Antioxidant and DNA Damage Protective Activities of Freeze-Dried Blue Mussel (Mytilus edulis) (동결건조 진주담치 추출물의 항산화 및 DNA 손상 보호 활성)

  • Lee, Seon Woo;Choi, Mi-Joo;Kim, Si-Kyung;Lee, Seung-Cheol;Park, Eunju
    • Journal of the Korean Society of Food Science and Nutrition
    • /
    • v.43 no.12
    • /
    • pp.1801-1807
    • /
    • 2014
  • Blue mussels (Mytilus edulis) are widely distributed among the world's oceans in various habitats. The purpose of this study was to investigate the effects of freeze-drying on the antioxidant and antigenotoxic activities of blue mussels collected in the Gyeongnam coast area of Korea. Raw (RM) and freeze-dried blue mussel flesh (FRM) were extracted with ethanol, methanol, and water. Antioxidant activities were evaluated on the basis of DPPH radical scavenging activity, oxygen radical absorbance capacity (ORAC), cellular antioxidant capacity (CAC), and antigenotoxic activity (comet assay). Except for the water extract, RM and FRM showed DPPH radical scavenging activities, which increased upon freeze-drying in MeOH extract. The highest ORAC value was observed in water extract of RM and MeOH extract of FRM. CAC was protected against AAPH-induced oxidative stress in HepG2 cells by both RM and FRM extracts. Freeze-drying lowered ORAC value of water extract, whereas it increased CAC activity, suggesting that antioxidant activities varied according to the generated radicals.

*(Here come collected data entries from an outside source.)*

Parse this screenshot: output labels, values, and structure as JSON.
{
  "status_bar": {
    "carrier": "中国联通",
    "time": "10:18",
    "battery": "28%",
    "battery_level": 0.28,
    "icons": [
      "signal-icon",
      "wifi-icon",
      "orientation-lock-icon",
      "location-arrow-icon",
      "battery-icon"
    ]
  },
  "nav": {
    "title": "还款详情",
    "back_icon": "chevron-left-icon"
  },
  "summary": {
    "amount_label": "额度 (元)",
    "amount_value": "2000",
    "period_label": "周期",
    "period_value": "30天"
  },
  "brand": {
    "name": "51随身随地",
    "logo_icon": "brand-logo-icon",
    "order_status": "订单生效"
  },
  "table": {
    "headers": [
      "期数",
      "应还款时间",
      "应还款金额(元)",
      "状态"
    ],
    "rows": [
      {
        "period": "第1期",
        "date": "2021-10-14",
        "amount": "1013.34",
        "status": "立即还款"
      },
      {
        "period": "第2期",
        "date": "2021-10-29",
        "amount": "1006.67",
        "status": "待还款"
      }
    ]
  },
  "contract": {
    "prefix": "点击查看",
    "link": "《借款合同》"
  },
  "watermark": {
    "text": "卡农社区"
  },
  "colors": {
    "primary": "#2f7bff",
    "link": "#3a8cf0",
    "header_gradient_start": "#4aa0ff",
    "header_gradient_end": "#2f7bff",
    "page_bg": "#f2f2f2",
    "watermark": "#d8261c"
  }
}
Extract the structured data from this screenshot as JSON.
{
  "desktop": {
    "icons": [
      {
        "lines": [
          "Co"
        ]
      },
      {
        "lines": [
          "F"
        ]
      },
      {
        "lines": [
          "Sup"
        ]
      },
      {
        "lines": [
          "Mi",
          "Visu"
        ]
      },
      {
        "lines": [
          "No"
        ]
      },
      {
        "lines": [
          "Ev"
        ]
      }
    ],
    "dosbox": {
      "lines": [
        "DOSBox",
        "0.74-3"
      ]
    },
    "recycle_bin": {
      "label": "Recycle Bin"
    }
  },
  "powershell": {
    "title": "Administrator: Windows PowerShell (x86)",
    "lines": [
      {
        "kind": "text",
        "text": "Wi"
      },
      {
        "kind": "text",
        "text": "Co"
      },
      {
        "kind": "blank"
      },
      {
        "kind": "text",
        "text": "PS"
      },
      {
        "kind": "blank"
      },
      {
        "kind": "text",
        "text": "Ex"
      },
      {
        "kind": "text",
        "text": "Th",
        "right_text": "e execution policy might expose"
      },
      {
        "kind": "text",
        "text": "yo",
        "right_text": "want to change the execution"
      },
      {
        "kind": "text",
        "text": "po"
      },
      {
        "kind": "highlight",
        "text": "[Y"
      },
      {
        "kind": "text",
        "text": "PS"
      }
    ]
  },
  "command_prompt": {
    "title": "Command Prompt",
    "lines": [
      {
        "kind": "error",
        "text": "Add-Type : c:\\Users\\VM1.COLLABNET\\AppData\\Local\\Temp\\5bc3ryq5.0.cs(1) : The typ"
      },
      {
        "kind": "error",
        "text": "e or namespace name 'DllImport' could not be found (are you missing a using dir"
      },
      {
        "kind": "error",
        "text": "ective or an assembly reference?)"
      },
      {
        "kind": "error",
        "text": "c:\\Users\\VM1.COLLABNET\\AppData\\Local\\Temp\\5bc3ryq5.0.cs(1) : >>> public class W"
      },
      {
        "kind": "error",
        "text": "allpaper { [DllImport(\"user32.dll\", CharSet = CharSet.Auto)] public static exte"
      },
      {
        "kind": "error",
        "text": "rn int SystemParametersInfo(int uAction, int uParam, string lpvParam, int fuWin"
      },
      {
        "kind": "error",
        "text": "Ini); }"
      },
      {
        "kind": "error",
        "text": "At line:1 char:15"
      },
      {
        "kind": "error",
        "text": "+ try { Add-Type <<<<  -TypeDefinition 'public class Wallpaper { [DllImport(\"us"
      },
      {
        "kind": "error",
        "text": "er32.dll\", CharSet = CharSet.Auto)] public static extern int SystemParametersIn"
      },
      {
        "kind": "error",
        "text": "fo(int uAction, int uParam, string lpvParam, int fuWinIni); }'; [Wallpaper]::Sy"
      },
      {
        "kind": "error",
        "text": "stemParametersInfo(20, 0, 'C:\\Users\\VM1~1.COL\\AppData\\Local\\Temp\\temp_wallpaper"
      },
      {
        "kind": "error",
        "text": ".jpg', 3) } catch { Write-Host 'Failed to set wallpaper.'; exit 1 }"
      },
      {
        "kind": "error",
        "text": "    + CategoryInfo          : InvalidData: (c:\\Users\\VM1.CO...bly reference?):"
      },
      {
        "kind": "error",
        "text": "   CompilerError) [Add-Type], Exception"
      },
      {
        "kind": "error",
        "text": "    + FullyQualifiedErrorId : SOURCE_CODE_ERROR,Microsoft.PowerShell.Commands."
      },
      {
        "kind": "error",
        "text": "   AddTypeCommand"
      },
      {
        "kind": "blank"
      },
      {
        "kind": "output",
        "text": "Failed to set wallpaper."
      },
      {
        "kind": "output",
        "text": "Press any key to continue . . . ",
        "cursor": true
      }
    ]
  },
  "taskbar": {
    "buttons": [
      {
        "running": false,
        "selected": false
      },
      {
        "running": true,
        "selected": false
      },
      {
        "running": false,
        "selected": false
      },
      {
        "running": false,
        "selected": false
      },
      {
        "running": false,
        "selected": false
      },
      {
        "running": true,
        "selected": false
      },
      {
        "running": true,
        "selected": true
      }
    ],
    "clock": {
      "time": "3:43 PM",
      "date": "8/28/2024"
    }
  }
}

All extracts from RM and FRM showed antigenotoxic activities by reducing $H_2O_2$-induced DNA damage in human leukocytes. Freeze-drying had no effect on antigenotoxicity of blue mussels. Taken together, these results indicate that blue mussels possess antioxidant and antigenotoxic properties, and freeze-drying might be a useful processing method for blue mussels to retain their maximum physiological potential as a functional food.